Кинг указал на Спартака и воткнул копье в землю. Спартак сделал шаг, мальчик за ним. Юми жестом остановил Антона и успокаивающе кивнул ему. Шепнул:

– Ошо.

– Ошо, – тихо ответил Антон.

Спартак двинулся к Кингу. Толпа негромко, но отчетливо и слаженно начала повторять «Кинг, Кинг, Кинг, Кинг…»

Кинг. Кинг. Кинг. Кинг. Кинг!

Когда Спартак приблизился к нему, Кинг неожиданно выхватил копье и тупым концом с размаху ударил юми по раненому плечу. Спартак охнул и осел на одно колено, покорно и вопрошающе глядя на Кинга и держась за плечо.

– Сэмэ, – спокойно сказал вождь, указав острием копья на Антона.

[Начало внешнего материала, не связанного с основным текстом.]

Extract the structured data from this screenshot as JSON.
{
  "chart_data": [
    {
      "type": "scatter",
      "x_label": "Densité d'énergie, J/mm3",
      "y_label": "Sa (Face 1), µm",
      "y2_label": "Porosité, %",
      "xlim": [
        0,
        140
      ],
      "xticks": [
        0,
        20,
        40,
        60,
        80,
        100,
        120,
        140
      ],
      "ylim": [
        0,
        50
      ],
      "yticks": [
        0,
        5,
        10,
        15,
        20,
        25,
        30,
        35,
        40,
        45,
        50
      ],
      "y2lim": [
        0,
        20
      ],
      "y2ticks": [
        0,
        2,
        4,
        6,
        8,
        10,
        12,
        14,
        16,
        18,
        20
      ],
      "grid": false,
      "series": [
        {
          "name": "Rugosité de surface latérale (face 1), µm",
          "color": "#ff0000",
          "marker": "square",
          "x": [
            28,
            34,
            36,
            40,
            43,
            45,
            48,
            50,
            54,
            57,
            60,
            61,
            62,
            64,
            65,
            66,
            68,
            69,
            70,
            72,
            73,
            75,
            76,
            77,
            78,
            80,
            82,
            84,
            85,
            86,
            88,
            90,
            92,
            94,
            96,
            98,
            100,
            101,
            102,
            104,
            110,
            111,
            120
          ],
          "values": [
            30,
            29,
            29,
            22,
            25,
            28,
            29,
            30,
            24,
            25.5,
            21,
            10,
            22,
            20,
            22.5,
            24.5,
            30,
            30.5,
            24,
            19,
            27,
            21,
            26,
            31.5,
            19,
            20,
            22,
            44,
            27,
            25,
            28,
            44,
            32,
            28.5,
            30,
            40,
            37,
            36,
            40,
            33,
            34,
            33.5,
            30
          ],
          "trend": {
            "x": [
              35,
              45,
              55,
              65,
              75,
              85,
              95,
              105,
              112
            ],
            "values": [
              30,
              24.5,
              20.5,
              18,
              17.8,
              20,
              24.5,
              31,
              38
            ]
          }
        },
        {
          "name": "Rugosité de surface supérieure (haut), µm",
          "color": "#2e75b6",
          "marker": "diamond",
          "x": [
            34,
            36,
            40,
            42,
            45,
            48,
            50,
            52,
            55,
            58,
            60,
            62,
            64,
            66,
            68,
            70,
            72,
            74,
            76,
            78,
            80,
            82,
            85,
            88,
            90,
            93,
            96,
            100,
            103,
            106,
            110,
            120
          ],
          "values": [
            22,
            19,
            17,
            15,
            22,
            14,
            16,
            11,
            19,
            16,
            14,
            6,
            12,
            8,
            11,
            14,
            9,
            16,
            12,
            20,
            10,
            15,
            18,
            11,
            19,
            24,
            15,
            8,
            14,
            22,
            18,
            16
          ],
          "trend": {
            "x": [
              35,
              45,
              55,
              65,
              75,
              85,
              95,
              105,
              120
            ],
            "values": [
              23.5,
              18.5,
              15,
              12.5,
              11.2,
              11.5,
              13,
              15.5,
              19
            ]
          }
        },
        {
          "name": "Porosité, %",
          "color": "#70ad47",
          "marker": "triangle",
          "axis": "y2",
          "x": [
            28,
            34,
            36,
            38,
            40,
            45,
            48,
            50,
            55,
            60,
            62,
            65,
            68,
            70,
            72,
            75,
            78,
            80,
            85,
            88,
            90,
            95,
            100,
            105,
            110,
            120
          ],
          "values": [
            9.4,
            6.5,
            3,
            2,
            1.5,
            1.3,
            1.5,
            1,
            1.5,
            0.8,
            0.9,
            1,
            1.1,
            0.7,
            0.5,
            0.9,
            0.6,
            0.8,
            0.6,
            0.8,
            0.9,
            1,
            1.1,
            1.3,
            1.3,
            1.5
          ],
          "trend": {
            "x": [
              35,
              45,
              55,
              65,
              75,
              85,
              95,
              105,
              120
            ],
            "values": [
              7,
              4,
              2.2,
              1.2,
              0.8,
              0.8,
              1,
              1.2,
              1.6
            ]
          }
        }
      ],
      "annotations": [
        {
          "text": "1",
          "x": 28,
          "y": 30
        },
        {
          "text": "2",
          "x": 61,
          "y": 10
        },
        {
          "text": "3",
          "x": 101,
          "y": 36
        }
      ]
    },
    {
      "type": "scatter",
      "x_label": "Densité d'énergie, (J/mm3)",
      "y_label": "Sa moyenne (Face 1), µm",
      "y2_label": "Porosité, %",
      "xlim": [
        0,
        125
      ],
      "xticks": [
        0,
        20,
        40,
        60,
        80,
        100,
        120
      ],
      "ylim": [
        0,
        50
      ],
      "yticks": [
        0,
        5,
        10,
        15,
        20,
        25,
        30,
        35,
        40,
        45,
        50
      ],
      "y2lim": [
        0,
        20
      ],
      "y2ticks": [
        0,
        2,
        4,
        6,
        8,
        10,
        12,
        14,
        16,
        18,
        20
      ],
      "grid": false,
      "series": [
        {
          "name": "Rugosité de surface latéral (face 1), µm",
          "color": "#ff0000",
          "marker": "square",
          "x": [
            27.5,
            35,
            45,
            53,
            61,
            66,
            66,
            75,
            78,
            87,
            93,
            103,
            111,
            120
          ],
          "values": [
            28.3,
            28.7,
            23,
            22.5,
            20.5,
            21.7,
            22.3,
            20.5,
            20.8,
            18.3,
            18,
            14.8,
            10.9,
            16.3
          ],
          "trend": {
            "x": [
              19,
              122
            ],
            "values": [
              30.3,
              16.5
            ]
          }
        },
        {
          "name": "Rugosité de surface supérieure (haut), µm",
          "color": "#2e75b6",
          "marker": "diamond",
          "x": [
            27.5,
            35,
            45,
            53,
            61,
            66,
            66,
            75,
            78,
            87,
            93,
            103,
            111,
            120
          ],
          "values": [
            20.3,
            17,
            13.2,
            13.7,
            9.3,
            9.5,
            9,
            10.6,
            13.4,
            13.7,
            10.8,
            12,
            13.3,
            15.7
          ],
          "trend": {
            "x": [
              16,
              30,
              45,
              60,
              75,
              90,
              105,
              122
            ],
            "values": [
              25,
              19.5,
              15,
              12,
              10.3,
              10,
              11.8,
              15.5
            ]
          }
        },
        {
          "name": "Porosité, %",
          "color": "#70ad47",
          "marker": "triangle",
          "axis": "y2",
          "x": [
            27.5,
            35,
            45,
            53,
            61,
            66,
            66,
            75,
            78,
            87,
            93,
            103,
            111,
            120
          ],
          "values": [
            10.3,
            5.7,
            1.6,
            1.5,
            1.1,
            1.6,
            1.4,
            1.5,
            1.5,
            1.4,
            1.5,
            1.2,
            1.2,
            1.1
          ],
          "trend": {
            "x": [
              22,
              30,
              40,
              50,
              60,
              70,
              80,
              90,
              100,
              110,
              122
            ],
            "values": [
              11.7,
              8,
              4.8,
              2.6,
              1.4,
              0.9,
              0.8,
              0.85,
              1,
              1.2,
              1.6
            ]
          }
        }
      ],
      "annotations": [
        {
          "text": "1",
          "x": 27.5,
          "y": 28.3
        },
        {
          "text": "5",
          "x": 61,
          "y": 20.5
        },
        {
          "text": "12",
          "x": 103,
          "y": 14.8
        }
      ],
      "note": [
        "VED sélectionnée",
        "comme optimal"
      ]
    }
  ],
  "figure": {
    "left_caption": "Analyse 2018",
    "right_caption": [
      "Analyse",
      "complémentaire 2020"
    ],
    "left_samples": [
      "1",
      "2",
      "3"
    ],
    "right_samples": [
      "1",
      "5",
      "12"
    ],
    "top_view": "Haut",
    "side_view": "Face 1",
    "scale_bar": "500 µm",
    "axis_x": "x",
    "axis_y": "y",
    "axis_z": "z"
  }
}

Спартак оглянулся. Ему не хотелось убивать мальчика, но закон есть закон. Впрочем, на любой закон всегда найдется антизакон, главное, чтобы в него поверили те, которые привыкли жить по правилам. Юми жили по правилам. Но не всегда и не все. Те, что помоложе и поумнее, старались не выбиваться из стаи, и для многих это было невыносимой пыткой. Те, что постарше и ум которых не являлся их главным достоинством, были парадоксально уважаемы теми, кто помоложе, но это не мешало им иногда вытворять такое, от чего волосы в разных местах встают дыбом. Были и те, для которых закон стал привычкой, и даже выживая из ума на склоне лет, они не переходили определенных границ. Тех нечеловеческих красных границ, что человеку показались бы сущим адом, кошмаром из кошмаров, за которыми только смерть. Сэмэ. Впадая в последний маразм, незадолго до смерти, юми снова становились людьми, почти людьми, перед кончиной говоря привычные нам слова, но непонятные сородичам.